Becker asintió en silencio.

Louis se recolocó la corbata y abandonó la oficina.

El asunto había quedado resuelto de modo limpio y eficaz. Sin perder a su esposa, sin correr al juzgado a divorciarse, sin disparos ni otras reacciones de melodrama barato, sin salir en los periódicos como marido engañado; al contrario, había dado al problema una solución masculina y sensata.

Esa noche cenaría en la parte baja de la ciudad y luego se iría a ver algún vodevil y cuando llegara a casa Pearl habría superado ya el ataque de nervios. Nunca mencionaría los sucesos de aquel día, salvo que alguna emergencia extraordinaria lo hiciera aconsejable, pero su esposa sabría que siempre lo tendría en mente y que había demostrado su capacidad de proteger lo que era suyo.

Telefoneó a Pearl. La voz sonaba tranquila al aparato. O sea que la histeria ya había llegado a su fin. Ella no le preguntó nada, ni hizo comentario alguno al respecto de su intención de no volver a casa para cenar.

Era mucho más de la medianoche cuando llegó a casa.
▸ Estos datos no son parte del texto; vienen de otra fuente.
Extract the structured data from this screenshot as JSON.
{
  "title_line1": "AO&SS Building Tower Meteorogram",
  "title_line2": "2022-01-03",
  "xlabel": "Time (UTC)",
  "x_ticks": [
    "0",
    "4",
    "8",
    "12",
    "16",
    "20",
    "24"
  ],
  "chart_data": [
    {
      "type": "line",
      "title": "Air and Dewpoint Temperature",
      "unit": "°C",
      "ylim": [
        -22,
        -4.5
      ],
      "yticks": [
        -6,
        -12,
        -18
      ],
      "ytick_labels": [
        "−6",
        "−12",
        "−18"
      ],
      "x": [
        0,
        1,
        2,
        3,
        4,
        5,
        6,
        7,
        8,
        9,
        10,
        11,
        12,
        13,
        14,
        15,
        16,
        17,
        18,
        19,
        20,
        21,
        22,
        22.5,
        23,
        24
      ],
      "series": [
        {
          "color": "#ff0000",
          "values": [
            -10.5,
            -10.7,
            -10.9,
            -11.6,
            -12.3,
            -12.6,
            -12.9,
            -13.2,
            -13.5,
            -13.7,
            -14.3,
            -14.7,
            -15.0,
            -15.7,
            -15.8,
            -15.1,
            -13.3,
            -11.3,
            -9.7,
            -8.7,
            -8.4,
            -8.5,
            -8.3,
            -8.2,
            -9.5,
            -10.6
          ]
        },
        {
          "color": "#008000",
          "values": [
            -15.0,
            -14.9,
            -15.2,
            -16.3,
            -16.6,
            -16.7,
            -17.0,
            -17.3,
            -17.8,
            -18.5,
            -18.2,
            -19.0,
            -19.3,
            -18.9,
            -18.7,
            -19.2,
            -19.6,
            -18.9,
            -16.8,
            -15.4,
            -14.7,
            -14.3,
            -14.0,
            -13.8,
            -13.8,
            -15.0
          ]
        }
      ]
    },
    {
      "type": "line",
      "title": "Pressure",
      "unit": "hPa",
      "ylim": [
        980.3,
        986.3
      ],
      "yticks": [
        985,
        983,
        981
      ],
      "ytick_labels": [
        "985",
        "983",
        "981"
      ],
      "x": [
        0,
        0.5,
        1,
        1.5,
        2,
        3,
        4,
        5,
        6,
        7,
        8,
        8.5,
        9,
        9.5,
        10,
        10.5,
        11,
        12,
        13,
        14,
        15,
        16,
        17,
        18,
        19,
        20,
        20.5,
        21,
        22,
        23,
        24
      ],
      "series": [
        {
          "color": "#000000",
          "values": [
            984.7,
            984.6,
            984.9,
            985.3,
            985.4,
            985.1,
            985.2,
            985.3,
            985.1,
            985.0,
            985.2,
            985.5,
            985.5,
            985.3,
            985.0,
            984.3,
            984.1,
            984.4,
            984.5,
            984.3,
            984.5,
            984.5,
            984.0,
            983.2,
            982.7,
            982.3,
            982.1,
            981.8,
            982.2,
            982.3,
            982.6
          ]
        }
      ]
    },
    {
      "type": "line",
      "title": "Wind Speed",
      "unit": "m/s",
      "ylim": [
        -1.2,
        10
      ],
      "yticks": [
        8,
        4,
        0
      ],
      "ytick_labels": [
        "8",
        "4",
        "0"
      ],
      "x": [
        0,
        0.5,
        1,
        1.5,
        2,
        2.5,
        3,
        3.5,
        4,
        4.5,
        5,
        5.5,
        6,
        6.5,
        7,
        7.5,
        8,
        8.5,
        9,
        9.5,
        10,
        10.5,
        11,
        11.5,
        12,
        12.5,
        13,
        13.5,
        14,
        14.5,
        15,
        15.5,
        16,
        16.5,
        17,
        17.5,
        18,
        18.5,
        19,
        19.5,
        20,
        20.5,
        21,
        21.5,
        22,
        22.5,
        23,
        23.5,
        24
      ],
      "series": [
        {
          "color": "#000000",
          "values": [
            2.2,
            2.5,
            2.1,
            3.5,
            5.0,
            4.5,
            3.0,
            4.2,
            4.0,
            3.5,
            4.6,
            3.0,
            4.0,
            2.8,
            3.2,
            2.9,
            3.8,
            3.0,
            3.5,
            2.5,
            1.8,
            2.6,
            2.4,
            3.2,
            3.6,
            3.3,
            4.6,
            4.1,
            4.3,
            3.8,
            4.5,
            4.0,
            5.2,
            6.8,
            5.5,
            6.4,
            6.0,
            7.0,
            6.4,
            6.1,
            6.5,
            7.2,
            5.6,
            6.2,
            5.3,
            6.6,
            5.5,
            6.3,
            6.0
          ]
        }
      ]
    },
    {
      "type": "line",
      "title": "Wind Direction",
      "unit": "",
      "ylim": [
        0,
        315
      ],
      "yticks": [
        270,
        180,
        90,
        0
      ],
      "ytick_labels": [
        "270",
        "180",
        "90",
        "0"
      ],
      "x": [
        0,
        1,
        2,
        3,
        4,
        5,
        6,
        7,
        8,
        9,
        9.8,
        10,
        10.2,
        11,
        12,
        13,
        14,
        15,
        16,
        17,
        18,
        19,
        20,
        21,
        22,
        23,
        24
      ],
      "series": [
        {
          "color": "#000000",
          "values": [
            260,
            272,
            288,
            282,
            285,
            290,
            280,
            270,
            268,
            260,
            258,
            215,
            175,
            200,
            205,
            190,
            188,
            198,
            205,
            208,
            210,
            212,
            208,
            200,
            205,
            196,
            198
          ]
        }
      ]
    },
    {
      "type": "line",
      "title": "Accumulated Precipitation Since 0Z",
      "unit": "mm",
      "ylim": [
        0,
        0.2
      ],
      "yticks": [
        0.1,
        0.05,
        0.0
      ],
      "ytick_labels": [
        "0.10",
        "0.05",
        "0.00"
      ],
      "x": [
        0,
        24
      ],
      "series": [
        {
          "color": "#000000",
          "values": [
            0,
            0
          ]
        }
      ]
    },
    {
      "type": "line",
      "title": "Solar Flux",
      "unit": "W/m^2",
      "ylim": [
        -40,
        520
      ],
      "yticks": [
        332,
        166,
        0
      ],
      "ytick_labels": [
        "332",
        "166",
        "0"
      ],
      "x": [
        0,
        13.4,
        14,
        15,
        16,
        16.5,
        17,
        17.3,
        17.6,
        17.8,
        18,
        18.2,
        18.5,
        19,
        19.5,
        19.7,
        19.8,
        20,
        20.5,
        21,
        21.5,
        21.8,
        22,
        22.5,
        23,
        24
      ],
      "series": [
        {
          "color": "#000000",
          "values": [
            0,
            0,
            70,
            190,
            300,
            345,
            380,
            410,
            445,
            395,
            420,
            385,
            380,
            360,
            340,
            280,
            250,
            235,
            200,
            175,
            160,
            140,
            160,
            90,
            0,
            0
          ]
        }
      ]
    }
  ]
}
Después del vodevil había conocido a Dutch Spreel, mánager de Oakland Kid McCoy, el peso pluma más prometedor desde los tiempos de Young Terry Sullivan, y se había pasado varias horas en un reservado de un restaurante, oyendo a Spreel quejarse de la estratagema que había robado la victoria a Kid en su última pelea, una victoria que la gente honesta le reconocía de modo unánime.

Louis entró en el apartamento en silencio y encendió la luz del recibidor. La puerta del dormitorio estaba abierta y vio que la cama estaba vacía y las sábanas intactas. ¿Dónde estaba Pearl, entonces? Seguro que no estaba sentada en la oscuridad. Entró en todas las habitaciones y fue encendiendo luces.

En la mesa del comedor encontró una nota:

No te quiero volver a ver, ¡bruto! Muy propio de ti... Como si darle una paliza a Norman sirviera de algo. Me he largado con él.

Louis se apoyó en la mesa al notar que su tranquila seguridad en sí mismo lo abandonaba. ¡Entonces, así era el mundo! Había dado una oportunidad a Becker; no se había aprovechado de él, pese a tener todo el derecho; le había dado una buena paliza y luego todo terminaba así. ¡Vaya, pues sí que salía a cuenta ser un debilucho!